The hull of the Mary Rose was excavated from the sea in 1982, and has since been sprayed with a cold-water spray and polyethylene glycol to replace the cellular structure of the wood. It is kept inside an environment that allows controlled air-drying. Schofield continuously monitors the amount of sulphur and iron in the warship, working with Serena Corr at the University of Glasgow. Sulphur is present on the seabed, and became incorporated into the hull of the warship whilst it was underwater. Anaerobic bacteria react with sulphur in seawater, which can then produce iron sulfides by combining with iron corroded from fixtures and artefacts. She also works with Rachel O'Reilly at the University of Birmingham as part of a Leverhulme Trust grant that looks to develop polymers that can remove iron ions from the wood, which could prevent these damaging acids from forming. To do this, Corr, O'Reilly and Schofield use core magnetic iron oxide nanoparticles that are embedded them into a thermoresponsive polymer. The treatment can be applied as a liquid, directed to particular areas of the wood using external magnetic fields. They can then be set as a gel and peeled from the surface. She studied twelve of Henry VIII of England's iron cannonballs using synchrotron X‐ray powder diffraction.

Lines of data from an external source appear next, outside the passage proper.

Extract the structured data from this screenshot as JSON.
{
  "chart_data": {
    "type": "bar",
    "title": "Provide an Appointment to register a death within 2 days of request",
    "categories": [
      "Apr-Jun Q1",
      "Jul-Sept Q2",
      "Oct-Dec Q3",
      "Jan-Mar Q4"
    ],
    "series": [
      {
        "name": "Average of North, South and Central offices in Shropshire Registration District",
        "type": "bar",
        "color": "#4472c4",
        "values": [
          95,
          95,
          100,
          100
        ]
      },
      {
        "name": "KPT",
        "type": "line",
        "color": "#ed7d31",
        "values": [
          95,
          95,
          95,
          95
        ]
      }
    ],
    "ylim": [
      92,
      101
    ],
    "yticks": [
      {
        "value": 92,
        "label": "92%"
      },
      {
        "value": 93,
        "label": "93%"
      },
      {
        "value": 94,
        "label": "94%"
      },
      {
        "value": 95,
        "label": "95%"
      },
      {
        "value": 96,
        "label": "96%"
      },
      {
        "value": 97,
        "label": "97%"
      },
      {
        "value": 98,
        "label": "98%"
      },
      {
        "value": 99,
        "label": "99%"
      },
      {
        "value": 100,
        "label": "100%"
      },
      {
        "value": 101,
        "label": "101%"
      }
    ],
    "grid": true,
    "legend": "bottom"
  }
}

She studied the composition of the cannonballs in an effort to better preserve them. The cannonballs were produced in bulk, but subjected to different conservation methods and environments. When chlorine from salt gets inside the archaeological iron it becomes corrosive. The Mary Rose Trust keeps 900 of the cannonballs preserved in high pH water to slows down corrosion. She works with University College London and the National Physical Laboratory to study other pollutants in artefacts. She hopes that understanding the corrosion of iron will inform future conservation.

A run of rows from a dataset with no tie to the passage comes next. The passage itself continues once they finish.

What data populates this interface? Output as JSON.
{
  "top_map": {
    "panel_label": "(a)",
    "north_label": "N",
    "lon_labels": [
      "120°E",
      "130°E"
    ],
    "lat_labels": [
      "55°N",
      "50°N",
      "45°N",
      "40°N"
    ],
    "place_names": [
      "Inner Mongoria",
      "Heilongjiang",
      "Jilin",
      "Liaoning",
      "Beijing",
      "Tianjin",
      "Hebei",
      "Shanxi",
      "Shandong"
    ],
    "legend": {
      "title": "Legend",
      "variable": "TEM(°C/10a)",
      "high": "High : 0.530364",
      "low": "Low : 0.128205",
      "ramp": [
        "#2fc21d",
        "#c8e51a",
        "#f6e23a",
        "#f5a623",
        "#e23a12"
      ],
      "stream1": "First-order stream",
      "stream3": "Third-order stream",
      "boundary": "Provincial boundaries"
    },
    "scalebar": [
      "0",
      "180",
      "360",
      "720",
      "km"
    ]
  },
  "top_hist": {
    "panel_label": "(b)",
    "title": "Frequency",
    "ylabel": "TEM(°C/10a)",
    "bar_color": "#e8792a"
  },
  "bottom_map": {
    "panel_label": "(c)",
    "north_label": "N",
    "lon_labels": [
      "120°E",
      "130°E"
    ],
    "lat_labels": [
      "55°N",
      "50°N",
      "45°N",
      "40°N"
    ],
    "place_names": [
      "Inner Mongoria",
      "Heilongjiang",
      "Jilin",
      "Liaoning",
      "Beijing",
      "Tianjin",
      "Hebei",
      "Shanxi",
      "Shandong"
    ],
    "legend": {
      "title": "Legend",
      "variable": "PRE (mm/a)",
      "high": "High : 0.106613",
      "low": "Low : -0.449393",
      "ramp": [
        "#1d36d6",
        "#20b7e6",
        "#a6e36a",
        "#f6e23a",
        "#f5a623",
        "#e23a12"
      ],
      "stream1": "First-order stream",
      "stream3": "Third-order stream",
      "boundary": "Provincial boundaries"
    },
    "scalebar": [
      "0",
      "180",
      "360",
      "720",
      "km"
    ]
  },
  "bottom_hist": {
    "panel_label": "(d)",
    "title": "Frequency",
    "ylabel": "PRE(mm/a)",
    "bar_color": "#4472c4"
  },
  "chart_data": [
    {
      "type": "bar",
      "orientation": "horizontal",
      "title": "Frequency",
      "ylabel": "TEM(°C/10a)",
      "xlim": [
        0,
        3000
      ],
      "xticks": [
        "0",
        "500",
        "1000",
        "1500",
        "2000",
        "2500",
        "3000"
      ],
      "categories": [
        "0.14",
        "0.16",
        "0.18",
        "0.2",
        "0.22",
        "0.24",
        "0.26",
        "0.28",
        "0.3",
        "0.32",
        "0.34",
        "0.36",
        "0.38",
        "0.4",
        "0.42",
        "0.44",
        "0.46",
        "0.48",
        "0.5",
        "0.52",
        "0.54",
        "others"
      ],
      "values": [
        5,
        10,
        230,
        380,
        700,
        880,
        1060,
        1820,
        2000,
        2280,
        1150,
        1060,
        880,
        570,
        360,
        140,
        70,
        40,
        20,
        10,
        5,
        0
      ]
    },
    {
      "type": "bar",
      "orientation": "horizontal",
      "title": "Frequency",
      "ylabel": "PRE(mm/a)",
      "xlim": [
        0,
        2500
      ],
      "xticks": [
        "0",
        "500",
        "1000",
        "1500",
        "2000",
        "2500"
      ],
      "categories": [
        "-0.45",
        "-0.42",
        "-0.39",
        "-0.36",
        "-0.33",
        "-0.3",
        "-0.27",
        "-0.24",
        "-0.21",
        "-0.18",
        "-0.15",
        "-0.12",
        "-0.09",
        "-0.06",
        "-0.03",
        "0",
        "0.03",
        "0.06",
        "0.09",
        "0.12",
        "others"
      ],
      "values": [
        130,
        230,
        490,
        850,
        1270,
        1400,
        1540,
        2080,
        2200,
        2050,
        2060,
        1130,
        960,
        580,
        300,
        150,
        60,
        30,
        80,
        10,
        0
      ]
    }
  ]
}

Schofield was selected as one of the Royal Society of Chemistry 175 Faces of Chemistry in 2015. In 2016, 471 years after the Mary Rose sank, Schofield was involved with the reopening of the ship to the public. In 2016 she delivered a public lecture at the Royal Society of Chemistry public lecture on Conserving a Tudor Collection. She was a speaker at the 2017 New Scientist Live. Schofield is an honorary Professor at the University of Kent.

In 2025 she was elected a Fellow of the Royal Academy of Engineering.